Poland's Energy Sector Faced Coordinated Cyberattacks Targeting Renewable Facilities and Deploying Wiper Malware
The attacks targeted operational technology and industrial control systems at over 30 wind and solar farms, a combined heat and power plant serving nearly half a million customers
EUROPE — The U.S. Cybersecurity and Infrastructure Security Agency issued an advisory on February 10 highlighting a destructive cyber incident in Poland’s energy sector from late December.
The attacks targeted operational technology and industrial control systems at over 30 wind and solar farms, a combined heat and power plant serving nearly half a million customers, and a manufacturing firm producing energy components.
“The malicious cyber activity caused loss of view and control between facilities and distribution system operators, destroyed data on human machine interfaces (HMIs), and corrupted system firmware on OT devices. While the affected renewable energy systems continued production, the system operator could not control or monitor them according to their intended design.” - CISA
Attackers exploited vulnerable FortiGate firewalls with default credentials to access networks, then used remote desktop protocol and virtual network computing for lateral movement before deploying custom wiper malware called DynoWiper to encrypt files and disrupt communications.
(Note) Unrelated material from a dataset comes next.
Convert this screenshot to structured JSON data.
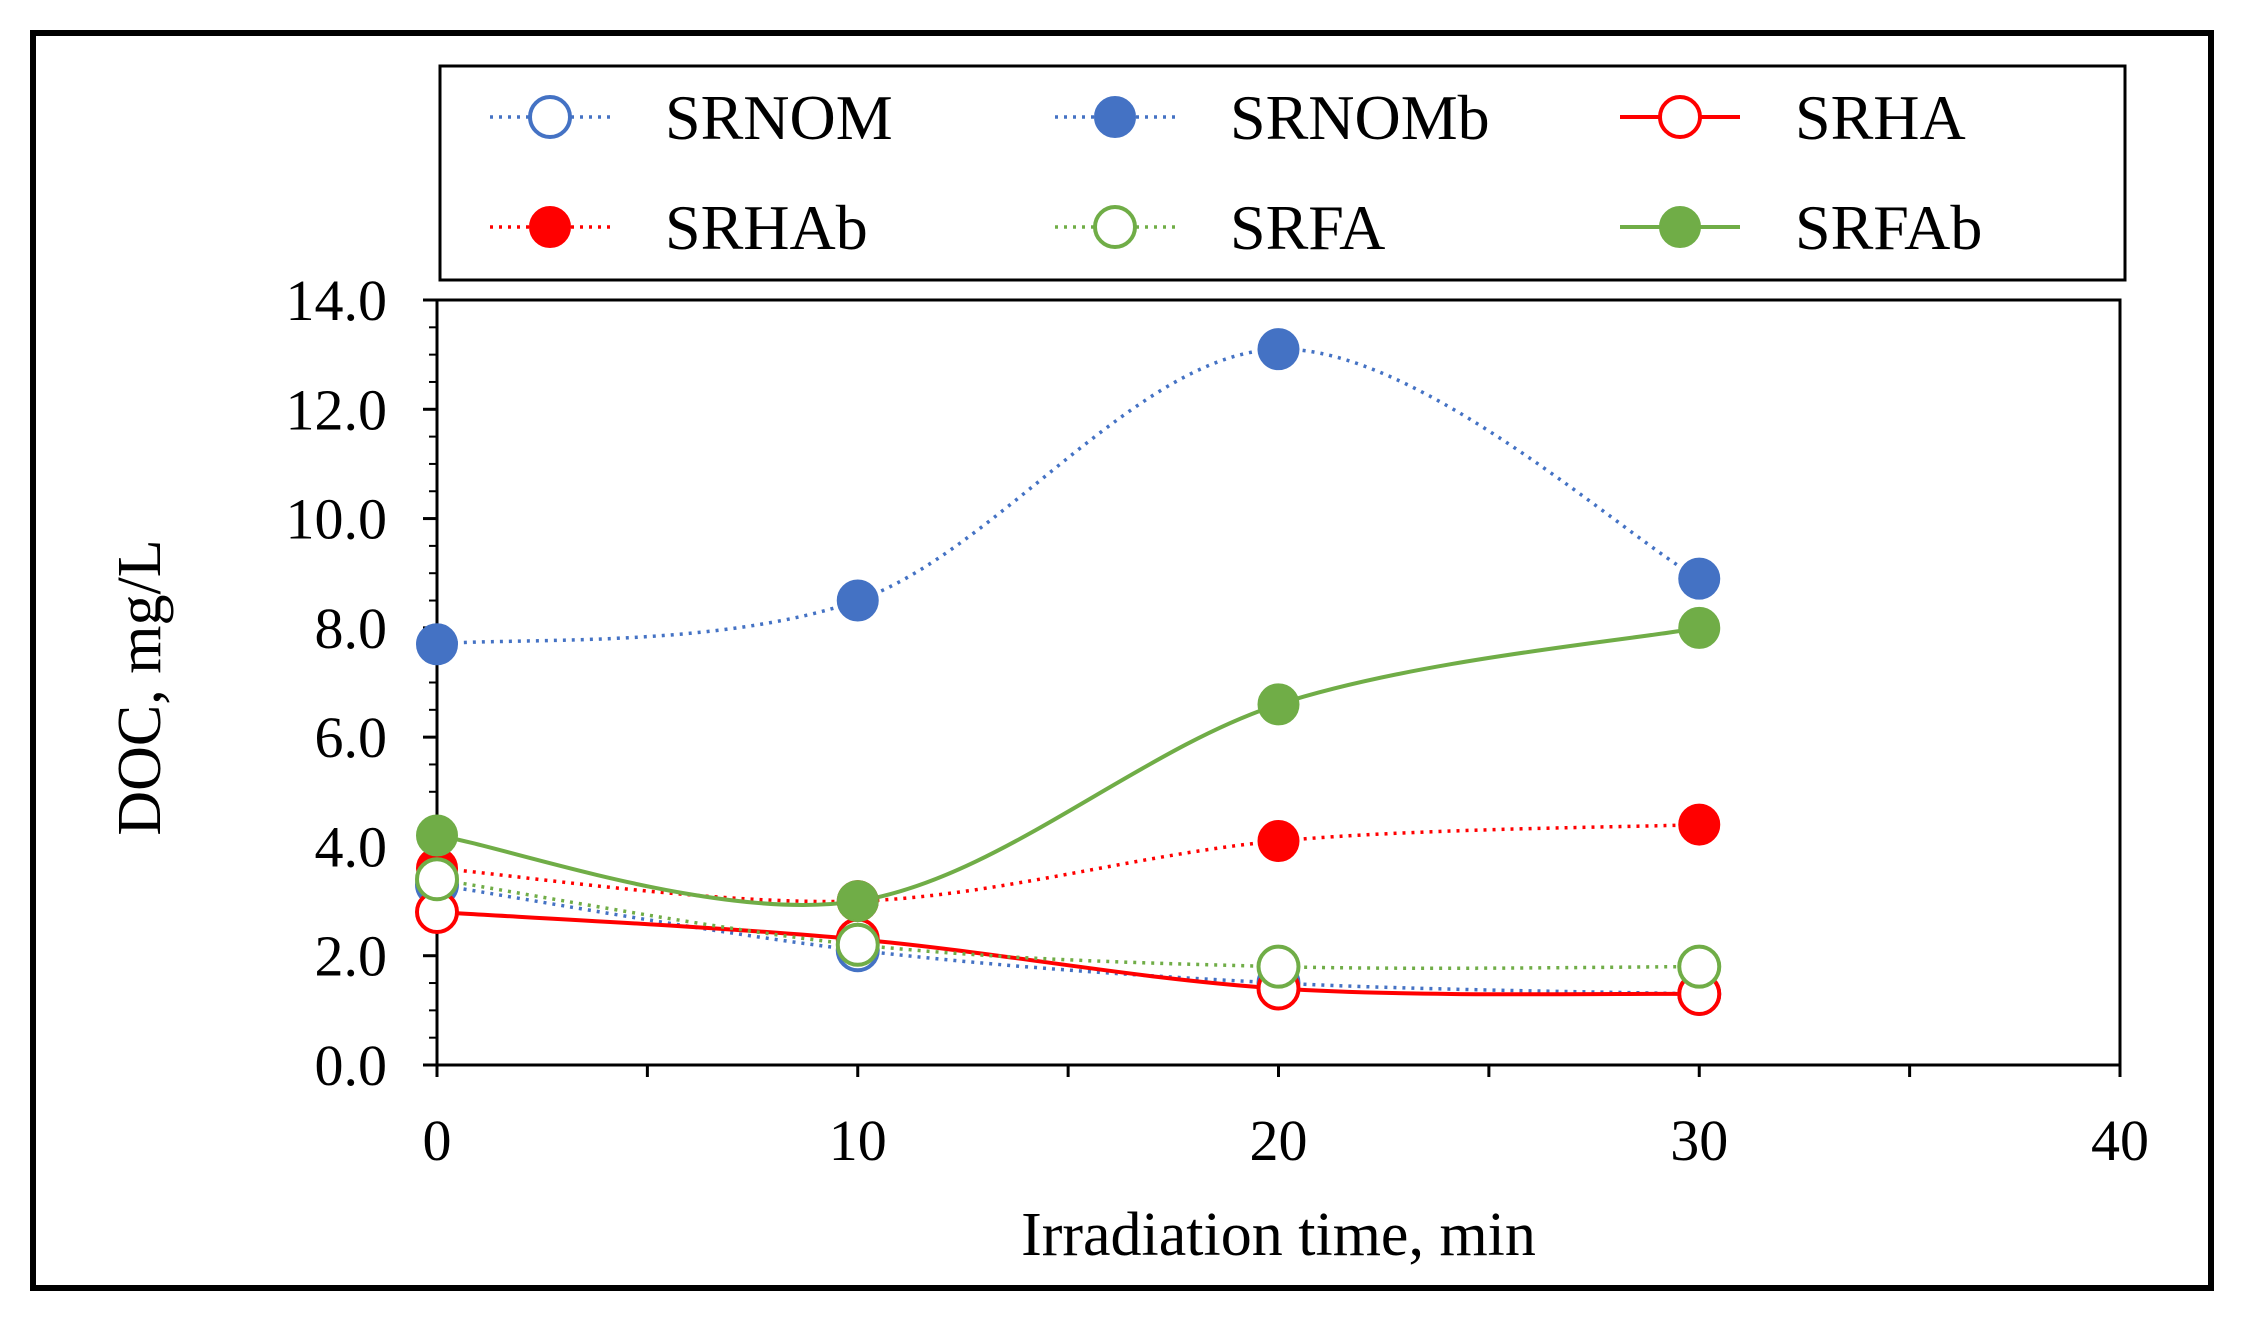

While no interruptions to power or heat occurred, the event exposed risks in distributed renewable energy systems and prompted recommendations for enhanced edge device security.
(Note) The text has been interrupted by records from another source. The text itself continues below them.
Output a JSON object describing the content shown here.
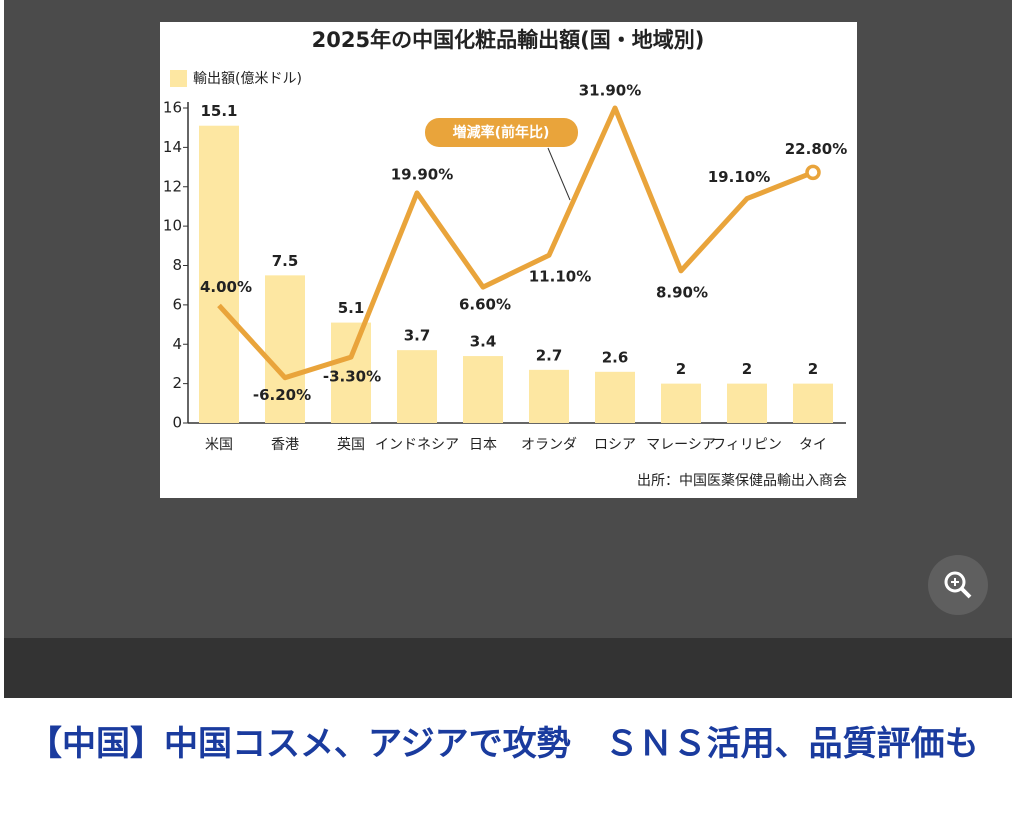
{
  "chart_data": {
    "type": "bar",
    "title": "2025年の中国化粧品輸出額(国・地域別)",
    "categories": [
      "米国",
      "香港",
      "英国",
      "インドネシア",
      "日本",
      "オランダ",
      "ロシア",
      "マレーシア",
      "フィリピン",
      "タイ"
    ],
    "series": [
      {
        "name": "輸出額(億米ドル)",
        "color": "#fde7a2",
        "values": [
          15.1,
          7.5,
          5.1,
          3.7,
          3.4,
          2.7,
          2.6,
          2,
          2,
          2
        ]
      },
      {
        "name": "増減率(前年比)",
        "type": "line",
        "axis": "y2",
        "color": "#e9a43b",
        "values": [
          4.0,
          -6.2,
          -3.3,
          19.9,
          6.6,
          11.1,
          31.9,
          8.9,
          19.1,
          22.8
        ],
        "value_labels": [
          "4.00%",
          "-6.20%",
          "-3.30%",
          "19.90%",
          "6.60%",
          "11.10%",
          "31.90%",
          "8.90%",
          "19.10%",
          "22.80%"
        ]
      }
    ],
    "ylim": [
      0,
      16
    ],
    "yticks": [
      0,
      2,
      4,
      6,
      8,
      10,
      12,
      14,
      16
    ],
    "y2lim": [
      -12.6,
      31.9
    ],
    "source": "出所：中国医薬保健品輸出入商会"
  },
  "headline": "【中国】中国コスメ、アジアで攻勢　ＳＮＳ活用、品質評価も"
}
CERT Polska’s incident report from January 30 detailed the assaults occurring in morning and afternoon hours on December 29. The malware aimed to cause irreversible data destruction, but endpoint detection tools at the combined heat and power plant blocked execution.
Polish authorities attributed the operation to the Russian-linked group Static Tundra, also known as Electrum or Berserk Bear, based on infrastructure overlaps and tactics matching prior campaigns.